I'm always glad to help my past buyers, or at least try to, no matter how many years have passed.
Several possible issues.
It may just be the tape, or tapes(s).
If you're sure it's not more widespread, then I'd look at the tape path. The main resistance is the middle of the path, the widest part for guides to move around. Insert mostly, but sometimes eject.
DIY tip:
- Try to lube the tape track with "white lithium grease" (about $4 for a small tube from Ace Hardware).
- Get a non-cotton (foam) swab, then squeezing the tube, swipe a tiny amount on the swab end.
- Turn off VCR, tapes ejected, unplug even.
- Be
very careful and dab several dots along the edge of the guide path, near where the guides rest (when tape NOT inserted), staying far away from the head cylinder.
- Do NOT get any of this on any rubber or plastic!
- I use both hand to keep as steady as possible.
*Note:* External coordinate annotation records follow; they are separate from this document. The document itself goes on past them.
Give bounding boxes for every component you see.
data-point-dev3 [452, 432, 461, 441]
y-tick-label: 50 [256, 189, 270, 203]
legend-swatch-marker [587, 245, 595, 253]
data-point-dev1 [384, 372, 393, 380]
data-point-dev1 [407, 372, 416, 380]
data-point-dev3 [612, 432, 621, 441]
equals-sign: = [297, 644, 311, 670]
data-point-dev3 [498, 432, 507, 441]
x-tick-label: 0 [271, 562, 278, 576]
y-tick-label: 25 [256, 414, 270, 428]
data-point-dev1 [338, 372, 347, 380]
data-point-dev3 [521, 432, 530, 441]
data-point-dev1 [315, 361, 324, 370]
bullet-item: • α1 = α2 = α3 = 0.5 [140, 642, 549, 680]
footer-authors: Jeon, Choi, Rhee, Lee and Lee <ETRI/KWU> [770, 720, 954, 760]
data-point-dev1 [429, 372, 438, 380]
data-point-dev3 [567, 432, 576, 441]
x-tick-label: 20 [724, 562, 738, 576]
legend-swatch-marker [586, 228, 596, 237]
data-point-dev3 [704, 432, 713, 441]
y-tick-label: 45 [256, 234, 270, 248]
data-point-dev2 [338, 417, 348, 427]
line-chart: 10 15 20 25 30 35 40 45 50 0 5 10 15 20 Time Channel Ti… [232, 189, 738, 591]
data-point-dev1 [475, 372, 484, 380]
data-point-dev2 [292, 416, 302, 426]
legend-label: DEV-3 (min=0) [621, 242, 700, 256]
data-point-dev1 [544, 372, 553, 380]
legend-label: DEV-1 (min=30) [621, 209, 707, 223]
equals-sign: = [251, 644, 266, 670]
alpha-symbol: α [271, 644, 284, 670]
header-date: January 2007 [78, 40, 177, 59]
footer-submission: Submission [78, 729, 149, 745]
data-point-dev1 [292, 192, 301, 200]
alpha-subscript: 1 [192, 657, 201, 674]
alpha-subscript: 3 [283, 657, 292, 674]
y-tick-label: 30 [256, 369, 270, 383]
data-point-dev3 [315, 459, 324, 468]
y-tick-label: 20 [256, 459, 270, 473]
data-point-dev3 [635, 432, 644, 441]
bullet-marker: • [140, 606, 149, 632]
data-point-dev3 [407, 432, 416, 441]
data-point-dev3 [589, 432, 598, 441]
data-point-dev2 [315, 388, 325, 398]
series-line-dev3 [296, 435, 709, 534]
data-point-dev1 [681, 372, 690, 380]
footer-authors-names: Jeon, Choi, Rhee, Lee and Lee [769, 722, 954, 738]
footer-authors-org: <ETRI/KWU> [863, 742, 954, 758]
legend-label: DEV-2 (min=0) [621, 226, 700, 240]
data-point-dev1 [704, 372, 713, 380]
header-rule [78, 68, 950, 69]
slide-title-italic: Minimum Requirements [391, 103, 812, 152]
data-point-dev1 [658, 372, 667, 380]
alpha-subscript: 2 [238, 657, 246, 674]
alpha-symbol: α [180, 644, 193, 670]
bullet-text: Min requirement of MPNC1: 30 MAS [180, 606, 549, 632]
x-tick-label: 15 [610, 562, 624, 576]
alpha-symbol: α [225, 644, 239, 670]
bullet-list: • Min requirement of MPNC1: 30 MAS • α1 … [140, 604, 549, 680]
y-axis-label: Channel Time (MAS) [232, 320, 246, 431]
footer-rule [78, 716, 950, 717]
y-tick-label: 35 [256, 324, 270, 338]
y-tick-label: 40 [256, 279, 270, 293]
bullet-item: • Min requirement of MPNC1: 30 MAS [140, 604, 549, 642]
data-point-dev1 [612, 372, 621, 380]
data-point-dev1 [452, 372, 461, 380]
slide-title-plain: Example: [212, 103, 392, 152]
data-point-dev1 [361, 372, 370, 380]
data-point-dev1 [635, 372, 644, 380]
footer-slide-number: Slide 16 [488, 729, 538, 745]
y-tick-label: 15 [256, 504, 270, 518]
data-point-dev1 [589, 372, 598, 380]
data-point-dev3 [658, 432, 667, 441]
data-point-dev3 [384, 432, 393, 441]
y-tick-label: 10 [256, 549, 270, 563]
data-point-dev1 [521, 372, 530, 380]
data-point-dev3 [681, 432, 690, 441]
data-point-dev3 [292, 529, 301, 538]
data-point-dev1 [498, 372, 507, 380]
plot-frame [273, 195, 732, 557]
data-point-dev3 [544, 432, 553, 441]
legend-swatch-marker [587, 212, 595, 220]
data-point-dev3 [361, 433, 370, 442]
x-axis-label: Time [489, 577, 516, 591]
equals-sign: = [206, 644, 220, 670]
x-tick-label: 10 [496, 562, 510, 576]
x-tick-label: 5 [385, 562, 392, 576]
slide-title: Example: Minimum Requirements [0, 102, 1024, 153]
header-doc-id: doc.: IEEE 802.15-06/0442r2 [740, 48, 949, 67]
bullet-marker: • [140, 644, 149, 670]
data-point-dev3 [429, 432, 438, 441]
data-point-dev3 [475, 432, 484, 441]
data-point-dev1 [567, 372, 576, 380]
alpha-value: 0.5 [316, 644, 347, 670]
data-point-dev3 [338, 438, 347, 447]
- Take tape, insert. The guides will spread the grease for you.
- Repeat as needed.
- It should be a faint white film, not globs.
- Insert, eject, insert, eject. Your tape is essentially f'ing the VCR during this process. In, out, in, out.

- You can take dry unused swab to remove excess, even start over if you screwed it up.
If you want to first clean the path, use a non-cotton swab, alcohol (70%+ IPA), and clean. Do not get alcohol on the boards, do not douse the swab dripping.
I know you're on the ocean (literally blocks away, right?), and ocean air can be ruinous to video gear. It tends to dry up grease, rust metal, brittle rubber. The salty moisture is what does it.